About five seconds later she would begin wailing. And I mean wailing. I’m pretty sure people outside of the church could have heard her. The wailing would last for the duration of the song. Tears would be streaming down her face. If you didn’t know better you’d think she hated the song. But she didn’t. She loved it. What she hated was all of the crap (sorry, can’t think of a better word) she had to deal with in her life.

That included rude people, a lack of family, and a lack of stable relationships. Because taking care of people with disabilities is a difficult job that’s not financially rewarding, the field has a huge turnover. So she was constantly getting attached to people, only to find out they were soon leaving for another job. She wanted these people to be her family, but unlike family these relationships were only temporary.

I think her cries reflected a yearning to be loved, and a sadness that she hadn’t always been. And I also think the cries were therapeutic.

Anyway, I was in the difficult situation of being responsible for the woman who was disrupting the music. What was I supposed to do? Wheel her out of the room and keep her from enjoying the beautiful sounds? Or keep everyone else in the room from fully enjoying the music?

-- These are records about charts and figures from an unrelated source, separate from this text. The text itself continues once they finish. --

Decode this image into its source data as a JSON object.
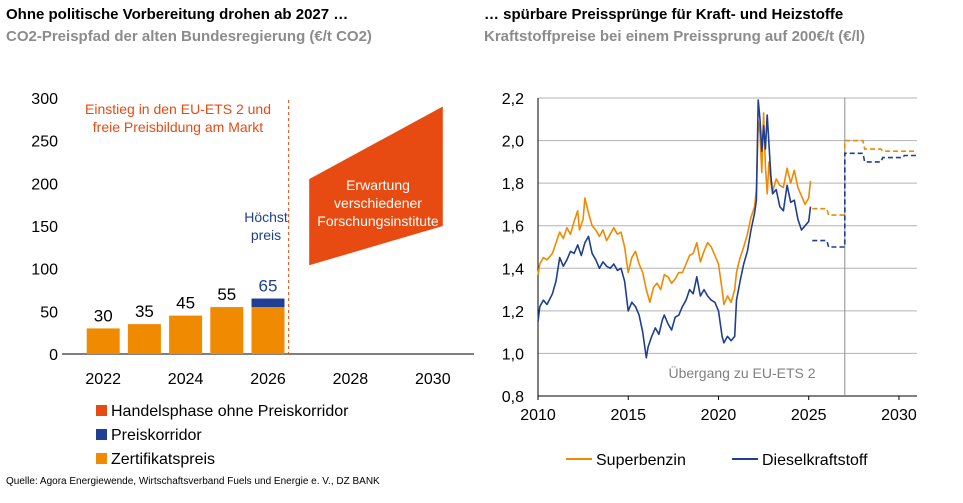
{
  "left_panel": {
    "title": "Ohne politische Vorbereitung drohen ab 2027 …",
    "subtitle": "CO2-Preispfad der alten Bundesregierung (€/t CO2)"
  },
  "right_panel": {
    "title": "… spürbare Preissprünge für Kraft- und Heizstoffe",
    "subtitle": "Kraftstoffpreise bei einem Preissprung auf 200€/t (€/l)"
  },
  "source": "Quelle: Agora Energiewende, Wirtschaftsverband Fuels und Energie e. V., DZ BANK",
  "colors": {
    "orange": "#f08a00",
    "navy": "#1f3f93",
    "red_orange": "#e84b12",
    "red_text": "#e84b12",
    "grid": "#b3b3b3",
    "label_gray": "#808080"
  },
  "chart_data": [
    {
      "type": "bar",
      "categories": [
        "2022",
        "2023",
        "2024",
        "2025",
        "2026"
      ],
      "series": [
        {
          "name": "Zertifikatspreis",
          "values": [
            30,
            35,
            45,
            55,
            55
          ]
        },
        {
          "name": "Preiskorridor",
          "values": [
            0,
            0,
            0,
            0,
            10
          ]
        },
        {
          "name": "Handelsphase ohne Preiskorridor",
          "range_band": {
            "x_start": 2027,
            "x_end": 2030,
            "lower_start": 104,
            "lower_end": 150,
            "upper_start": 205,
            "upper_end": 290
          }
        }
      ],
      "data_labels": [
        "30",
        "35",
        "45",
        "55",
        "65"
      ],
      "xlim": [
        2021,
        2031
      ],
      "ylim": [
        0,
        300
      ],
      "x_ticks": [
        "2022",
        "2024",
        "2026",
        "2028",
        "2030"
      ],
      "y_ticks": [
        "0",
        "50",
        "100",
        "150",
        "200",
        "250",
        "300"
      ],
      "annotations": {
        "ets": "Einstieg in den EU-ETS 2 und freie Preisbildung am Markt",
        "hoechstpreis": "Höchst preis",
        "erwartung": "Erwartung verschiedener Forschungsinstitute"
      },
      "legend": [
        "Handelsphase ohne Preiskorridor",
        "Preiskorridor",
        "Zertifikatspreis"
      ]
    },
    {
      "type": "line",
      "xlim": [
        2010,
        2031
      ],
      "ylim": [
        0.8,
        2.2
      ],
      "x_ticks": [
        "2010",
        "2015",
        "2020",
        "2025",
        "2030"
      ],
      "y_ticks": [
        "0,8",
        "1,0",
        "1,2",
        "1,4",
        "1,6",
        "1,8",
        "2,0",
        "2,2"
      ],
      "annotation": "Übergang zu EU-ETS 2",
      "transition_x": 2027,
      "series": [
        {
          "name": "Superbenzin",
          "points": [
            [
              2010.0,
              1.37
            ],
            [
              2010.1,
              1.42
            ],
            [
              2010.3,
              1.45
            ],
            [
              2010.5,
              1.44
            ],
            [
              2010.8,
              1.47
            ],
            [
              2011.0,
              1.52
            ],
            [
              2011.2,
              1.57
            ],
            [
              2011.4,
              1.54
            ],
            [
              2011.6,
              1.59
            ],
            [
              2011.8,
              1.56
            ],
            [
              2012.0,
              1.62
            ],
            [
              2012.2,
              1.67
            ],
            [
              2012.3,
              1.58
            ],
            [
              2012.5,
              1.63
            ],
            [
              2012.6,
              1.73
            ],
            [
              2012.8,
              1.66
            ],
            [
              2013.0,
              1.6
            ],
            [
              2013.2,
              1.58
            ],
            [
              2013.4,
              1.55
            ],
            [
              2013.6,
              1.58
            ],
            [
              2013.8,
              1.53
            ],
            [
              2014.0,
              1.56
            ],
            [
              2014.2,
              1.59
            ],
            [
              2014.4,
              1.56
            ],
            [
              2014.6,
              1.57
            ],
            [
              2014.8,
              1.5
            ],
            [
              2015.0,
              1.38
            ],
            [
              2015.2,
              1.45
            ],
            [
              2015.4,
              1.48
            ],
            [
              2015.6,
              1.42
            ],
            [
              2015.8,
              1.38
            ],
            [
              2016.0,
              1.3
            ],
            [
              2016.2,
              1.24
            ],
            [
              2016.4,
              1.31
            ],
            [
              2016.6,
              1.33
            ],
            [
              2016.8,
              1.3
            ],
            [
              2017.0,
              1.37
            ],
            [
              2017.2,
              1.36
            ],
            [
              2017.4,
              1.33
            ],
            [
              2017.6,
              1.35
            ],
            [
              2017.8,
              1.38
            ],
            [
              2018.0,
              1.38
            ],
            [
              2018.2,
              1.42
            ],
            [
              2018.4,
              1.46
            ],
            [
              2018.6,
              1.47
            ],
            [
              2018.8,
              1.52
            ],
            [
              2019.0,
              1.43
            ],
            [
              2019.2,
              1.48
            ],
            [
              2019.4,
              1.52
            ],
            [
              2019.6,
              1.5
            ],
            [
              2019.8,
              1.46
            ],
            [
              2020.0,
              1.42
            ],
            [
              2020.2,
              1.3
            ],
            [
              2020.3,
              1.23
            ],
            [
              2020.5,
              1.27
            ],
            [
              2020.7,
              1.24
            ],
            [
              2020.9,
              1.3
            ],
            [
              2021.0,
              1.38
            ],
            [
              2021.2,
              1.45
            ],
            [
              2021.4,
              1.5
            ],
            [
              2021.6,
              1.56
            ],
            [
              2021.8,
              1.64
            ],
            [
              2022.0,
              1.69
            ],
            [
              2022.1,
              1.77
            ],
            [
              2022.2,
              2.09
            ],
            [
              2022.3,
              2.03
            ],
            [
              2022.4,
              1.85
            ],
            [
              2022.5,
              2.13
            ],
            [
              2022.6,
              1.88
            ],
            [
              2022.7,
              1.75
            ],
            [
              2022.8,
              1.9
            ],
            [
              2022.9,
              1.8
            ],
            [
              2023.0,
              1.76
            ],
            [
              2023.2,
              1.82
            ],
            [
              2023.4,
              1.79
            ],
            [
              2023.6,
              1.78
            ],
            [
              2023.8,
              1.87
            ],
            [
              2024.0,
              1.8
            ],
            [
              2024.2,
              1.86
            ],
            [
              2024.4,
              1.78
            ],
            [
              2024.6,
              1.74
            ],
            [
              2024.8,
              1.7
            ],
            [
              2025.0,
              1.73
            ],
            [
              2025.1,
              1.81
            ]
          ],
          "projection": [
            [
              2025.2,
              1.68
            ],
            [
              2026.0,
              1.68
            ],
            [
              2026.1,
              1.65
            ],
            [
              2027.0,
              1.65
            ],
            [
              2027.0,
              2.0
            ],
            [
              2028.0,
              2.0
            ],
            [
              2028.1,
              1.96
            ],
            [
              2029.0,
              1.96
            ],
            [
              2029.1,
              1.95
            ],
            [
              2031.0,
              1.95
            ]
          ]
        },
        {
          "name": "Dieselkraftstoff",
          "points": [
            [
              2010.0,
              1.15
            ],
            [
              2010.1,
              1.22
            ],
            [
              2010.3,
              1.25
            ],
            [
              2010.5,
              1.23
            ],
            [
              2010.8,
              1.28
            ],
            [
              2011.0,
              1.34
            ],
            [
              2011.2,
              1.45
            ],
            [
              2011.4,
              1.41
            ],
            [
              2011.6,
              1.44
            ],
            [
              2011.8,
              1.48
            ],
            [
              2012.0,
              1.47
            ],
            [
              2012.2,
              1.51
            ],
            [
              2012.4,
              1.46
            ],
            [
              2012.6,
              1.52
            ],
            [
              2012.8,
              1.55
            ],
            [
              2013.0,
              1.47
            ],
            [
              2013.2,
              1.44
            ],
            [
              2013.4,
              1.4
            ],
            [
              2013.6,
              1.43
            ],
            [
              2013.8,
              1.41
            ],
            [
              2014.0,
              1.4
            ],
            [
              2014.2,
              1.42
            ],
            [
              2014.4,
              1.39
            ],
            [
              2014.6,
              1.4
            ],
            [
              2014.8,
              1.34
            ],
            [
              2015.0,
              1.2
            ],
            [
              2015.2,
              1.24
            ],
            [
              2015.4,
              1.22
            ],
            [
              2015.6,
              1.18
            ],
            [
              2015.8,
              1.1
            ],
            [
              2016.0,
              0.98
            ],
            [
              2016.1,
              1.03
            ],
            [
              2016.3,
              1.08
            ],
            [
              2016.5,
              1.12
            ],
            [
              2016.7,
              1.09
            ],
            [
              2016.9,
              1.16
            ],
            [
              2017.0,
              1.18
            ],
            [
              2017.2,
              1.14
            ],
            [
              2017.4,
              1.11
            ],
            [
              2017.6,
              1.17
            ],
            [
              2017.8,
              1.18
            ],
            [
              2018.0,
              1.22
            ],
            [
              2018.2,
              1.25
            ],
            [
              2018.4,
              1.3
            ],
            [
              2018.6,
              1.28
            ],
            [
              2018.8,
              1.36
            ],
            [
              2019.0,
              1.27
            ],
            [
              2019.2,
              1.3
            ],
            [
              2019.4,
              1.27
            ],
            [
              2019.6,
              1.25
            ],
            [
              2019.8,
              1.24
            ],
            [
              2020.0,
              1.2
            ],
            [
              2020.2,
              1.08
            ],
            [
              2020.3,
              1.05
            ],
            [
              2020.5,
              1.08
            ],
            [
              2020.7,
              1.06
            ],
            [
              2020.9,
              1.08
            ],
            [
              2021.0,
              1.25
            ],
            [
              2021.2,
              1.34
            ],
            [
              2021.4,
              1.42
            ],
            [
              2021.6,
              1.48
            ],
            [
              2021.8,
              1.58
            ],
            [
              2022.0,
              1.66
            ],
            [
              2022.1,
              1.72
            ],
            [
              2022.2,
              2.19
            ],
            [
              2022.3,
              2.1
            ],
            [
              2022.4,
              1.95
            ],
            [
              2022.5,
              2.07
            ],
            [
              2022.6,
              1.96
            ],
            [
              2022.7,
              2.12
            ],
            [
              2022.8,
              1.98
            ],
            [
              2022.9,
              1.84
            ],
            [
              2023.0,
              1.75
            ],
            [
              2023.2,
              1.77
            ],
            [
              2023.4,
              1.69
            ],
            [
              2023.6,
              1.67
            ],
            [
              2023.8,
              1.79
            ],
            [
              2024.0,
              1.71
            ],
            [
              2024.2,
              1.72
            ],
            [
              2024.4,
              1.63
            ],
            [
              2024.6,
              1.58
            ],
            [
              2024.8,
              1.6
            ],
            [
              2025.0,
              1.62
            ],
            [
              2025.1,
              1.69
            ]
          ],
          "projection": [
            [
              2025.2,
              1.53
            ],
            [
              2026.0,
              1.53
            ],
            [
              2026.1,
              1.5
            ],
            [
              2027.0,
              1.5
            ],
            [
              2027.0,
              1.94
            ],
            [
              2028.0,
              1.94
            ],
            [
              2028.1,
              1.9
            ],
            [
              2029.0,
              1.9
            ],
            [
              2029.1,
              1.92
            ],
            [
              2030.2,
              1.92
            ],
            [
              2030.3,
              1.93
            ],
            [
              2031.0,
              1.93
            ]
          ]
        }
      ],
      "legend": [
        "Superbenzin",
        "Dieselkraftstoff"
      ]
    }
  ]
}
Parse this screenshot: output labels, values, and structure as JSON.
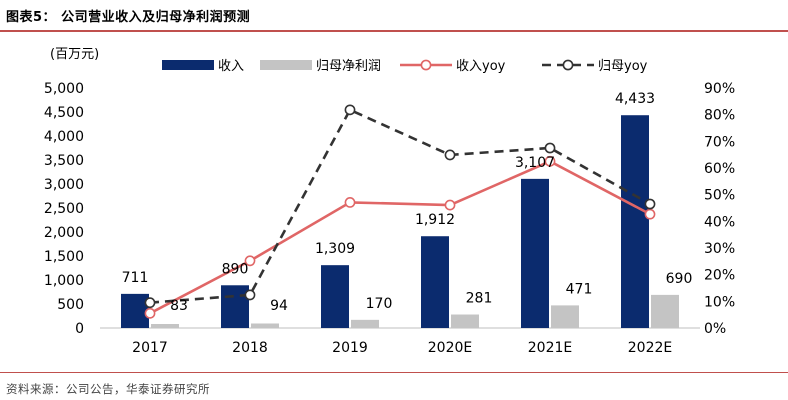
{
  "figure": {
    "title": "图表5：  公司营业收入及归母净利润预测",
    "source": "资料来源：公司公告，华泰证券研究所"
  },
  "chart_data": {
    "type": "bar",
    "unit_label": "(百万元)",
    "categories": [
      "2017",
      "2018",
      "2019",
      "2020E",
      "2021E",
      "2022E"
    ],
    "series": [
      {
        "name": "收入",
        "kind": "bar",
        "axis": "left",
        "color": "#0b2b6e",
        "values": [
          711,
          890,
          1309,
          1912,
          3107,
          4433
        ]
      },
      {
        "name": "归母净利润",
        "kind": "bar",
        "axis": "left",
        "color": "#c4c4c4",
        "values": [
          83,
          94,
          170,
          281,
          471,
          690
        ]
      },
      {
        "name": "收入yoy",
        "kind": "line",
        "style": "solid",
        "axis": "right",
        "color": "#e06666",
        "values": [
          5.5,
          25.2,
          47.1,
          46.1,
          62.5,
          42.7
        ]
      },
      {
        "name": "归母yoy",
        "kind": "line",
        "style": "dashed",
        "axis": "right",
        "color": "#333333",
        "values": [
          9.5,
          12.4,
          81.8,
          64.9,
          67.5,
          46.5
        ]
      }
    ],
    "bar_labels": {
      "收入": [
        "711",
        "890",
        "1,309",
        "1,912",
        "3,107",
        "4,433"
      ],
      "归母净利润": [
        "83",
        "94",
        "170",
        "281",
        "471",
        "690"
      ]
    },
    "y_left": {
      "min": 0,
      "max": 5000,
      "step": 500,
      "tick_labels": [
        "0",
        "500",
        "1,000",
        "1,500",
        "2,000",
        "2,500",
        "3,000",
        "3,500",
        "4,000",
        "4,500",
        "5,000"
      ]
    },
    "y_right": {
      "min": 0,
      "max": 90,
      "step": 10,
      "tick_labels": [
        "0%",
        "10%",
        "20%",
        "30%",
        "40%",
        "50%",
        "60%",
        "70%",
        "80%",
        "90%"
      ]
    },
    "grid": false,
    "legend_position": "top"
  }
}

Usually I opted to keep her in the room. I knew her cries would eventually subside, and I think the others were tolerant of her emotion. One especially nice lady would always approach her after church to make sure she was OK. She would hold her hand and express a genuine interest in her wellbeing.

There were other times when I was in public with these adults with disabilities that I felt uncomfortable. It wasn’t so much the actions the adults took that made me uneasy, as my concern about how others would interpret their actions. Eventually, however, I learned to accept feeling uncomfortable. I realized there was nothing I could do about certain things, and that I had to be OK with that.